Wycieczki odwołane
Właśnie dowiedziałem się jako rodzic, że Francja odwołała wymiany zagraniczne, dlatego uczniowie do nas nie przyjadą. A wszystko było już dopięte na ostatni guzik. Także wyjazd naszych dzieci do Francji jest bardzo niepewny.

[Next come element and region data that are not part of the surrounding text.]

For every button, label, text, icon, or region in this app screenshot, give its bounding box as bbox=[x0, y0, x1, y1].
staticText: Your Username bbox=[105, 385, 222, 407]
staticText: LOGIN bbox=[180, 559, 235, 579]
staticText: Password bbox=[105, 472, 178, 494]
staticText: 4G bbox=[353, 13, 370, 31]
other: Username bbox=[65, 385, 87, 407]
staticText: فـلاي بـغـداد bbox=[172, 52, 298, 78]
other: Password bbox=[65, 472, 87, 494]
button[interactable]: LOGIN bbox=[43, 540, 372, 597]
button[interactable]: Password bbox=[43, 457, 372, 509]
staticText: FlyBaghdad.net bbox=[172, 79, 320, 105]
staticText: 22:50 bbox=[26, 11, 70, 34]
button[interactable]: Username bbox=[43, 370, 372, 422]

Na razie dyrekcja nic nie wie, czy Francja nie będzie także przyjmować wycieczek z Polski. Może czeka na ruch z naszej strony. Chodzi o wymianę między szkołami – została zawieszona do odwołania. Przyczyny nie podano (koronawirus?) Treść wiadomości jest następująca:
„Z informacji uzyskanych od opiekuna grupy francuskiej wynika, że Konsulat wycofał wszystkie wyjazdy zagraniczne grup uczniowskich w bieżącym roku szkolnym.”
Dowiedziałem się też, że dyrekcja sugeruje, aby wstrzymać się z wszelkimi wycieczkami. Jeszcze nie zabrania, na razie tylko radzi. Tyle wiem jako rodzic. Jako nauczyciel i wychowawca nie wiem nic. A jestem w trakcie organizowania wycieczki ze swoimi uczniami. Czy także mam prawo sądzić, że nic z tego nie będzie?

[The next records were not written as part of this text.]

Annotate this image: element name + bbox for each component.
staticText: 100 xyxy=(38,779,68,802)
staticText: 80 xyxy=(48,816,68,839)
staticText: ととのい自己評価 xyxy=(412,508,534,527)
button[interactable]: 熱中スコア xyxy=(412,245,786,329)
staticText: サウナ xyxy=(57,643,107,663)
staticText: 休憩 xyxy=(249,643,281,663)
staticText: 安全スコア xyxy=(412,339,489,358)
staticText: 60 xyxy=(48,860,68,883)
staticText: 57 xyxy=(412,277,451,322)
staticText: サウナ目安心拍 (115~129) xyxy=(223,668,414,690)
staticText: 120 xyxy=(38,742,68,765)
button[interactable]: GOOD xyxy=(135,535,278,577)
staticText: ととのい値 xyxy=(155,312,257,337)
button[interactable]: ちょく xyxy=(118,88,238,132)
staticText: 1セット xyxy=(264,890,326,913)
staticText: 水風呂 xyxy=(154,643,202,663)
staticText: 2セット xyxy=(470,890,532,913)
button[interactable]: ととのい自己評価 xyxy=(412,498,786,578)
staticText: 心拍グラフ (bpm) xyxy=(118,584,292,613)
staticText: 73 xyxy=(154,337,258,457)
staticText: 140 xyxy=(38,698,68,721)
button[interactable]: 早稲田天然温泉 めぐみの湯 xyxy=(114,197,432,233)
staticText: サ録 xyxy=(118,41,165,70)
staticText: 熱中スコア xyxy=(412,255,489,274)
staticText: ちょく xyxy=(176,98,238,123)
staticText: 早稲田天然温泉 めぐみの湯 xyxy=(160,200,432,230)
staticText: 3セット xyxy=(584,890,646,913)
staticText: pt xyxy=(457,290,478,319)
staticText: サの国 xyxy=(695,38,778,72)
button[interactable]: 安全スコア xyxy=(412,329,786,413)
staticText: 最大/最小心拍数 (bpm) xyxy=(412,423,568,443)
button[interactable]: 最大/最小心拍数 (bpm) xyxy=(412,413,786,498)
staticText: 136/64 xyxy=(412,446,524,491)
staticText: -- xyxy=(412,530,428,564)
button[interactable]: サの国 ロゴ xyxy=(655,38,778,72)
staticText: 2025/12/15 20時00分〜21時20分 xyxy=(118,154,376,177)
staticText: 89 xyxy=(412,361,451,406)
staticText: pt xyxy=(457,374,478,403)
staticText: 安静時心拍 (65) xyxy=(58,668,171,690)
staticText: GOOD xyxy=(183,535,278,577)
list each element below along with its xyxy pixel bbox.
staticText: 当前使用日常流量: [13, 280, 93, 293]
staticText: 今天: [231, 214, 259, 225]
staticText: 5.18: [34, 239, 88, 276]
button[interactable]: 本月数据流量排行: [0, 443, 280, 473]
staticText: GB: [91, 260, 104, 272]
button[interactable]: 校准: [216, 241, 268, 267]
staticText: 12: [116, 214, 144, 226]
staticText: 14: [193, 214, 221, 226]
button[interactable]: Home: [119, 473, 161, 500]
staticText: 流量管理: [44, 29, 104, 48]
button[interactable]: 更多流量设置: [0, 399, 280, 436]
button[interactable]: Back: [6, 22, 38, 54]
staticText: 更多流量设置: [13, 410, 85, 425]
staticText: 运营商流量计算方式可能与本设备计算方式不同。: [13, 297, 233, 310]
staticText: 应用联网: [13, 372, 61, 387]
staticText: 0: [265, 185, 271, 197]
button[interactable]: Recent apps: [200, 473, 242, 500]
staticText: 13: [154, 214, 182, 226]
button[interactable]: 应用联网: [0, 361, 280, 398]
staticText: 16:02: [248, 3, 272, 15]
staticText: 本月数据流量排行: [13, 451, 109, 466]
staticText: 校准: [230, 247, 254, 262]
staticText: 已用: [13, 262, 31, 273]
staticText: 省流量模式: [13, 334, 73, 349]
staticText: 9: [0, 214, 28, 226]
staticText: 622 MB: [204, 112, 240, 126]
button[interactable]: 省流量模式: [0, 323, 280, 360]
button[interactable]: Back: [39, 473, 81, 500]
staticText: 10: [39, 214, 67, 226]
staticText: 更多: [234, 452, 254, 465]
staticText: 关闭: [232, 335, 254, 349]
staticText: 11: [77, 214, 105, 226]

Minister edukacji powiedział, że wszystko jest w rękach dyrektorów szkół. On nie będzie decydował ani o zamykaniu szkół, ani o odwoływaniu wycieczek. Decyzję muszą więc podjąć dyrektorzy. Współczuję. Im szybciej, tym lepiej. Nie wiem, co się będzie działo, gdy wszystko będzie dopięte na ostatni guzik, zarezerwowane i opłacone, a potem nastąpi rezygnacja. Czy rodzice pogodzą się ze stratą pieniędzy?
Komentarze
@Gospodarz
Jeśli minister zdrowia mówi oficjalnie i publicznie (!), że VIRUS do nas przyjdzie, to przyjdzie – reszta należy do ludzkiej inteligencji … 😉
No proszę! Nie minęło mało wieli czasu, a przepowiedziane przeze mnie działanie maciupkiego słabiutkiego wirusa przybiera materialne kształty. Pomyliłem się jedynie, gdy chodzi o obszar jego działania – myślałem, że zacznie skromnie, od likwidacji najmniej istotnych zadań tzw. szkół, tzn.od nauczania, a on wkroczył w wielkim stylu i na początek zabrał się za jedną z najważniejszych dziedzin, czyli funkcje szkoły jako biura podróży. Znaczy, może on maleńki i słabiutki, ale ambicji nie można mu odmówić. Nie bez powodu nosi koronę!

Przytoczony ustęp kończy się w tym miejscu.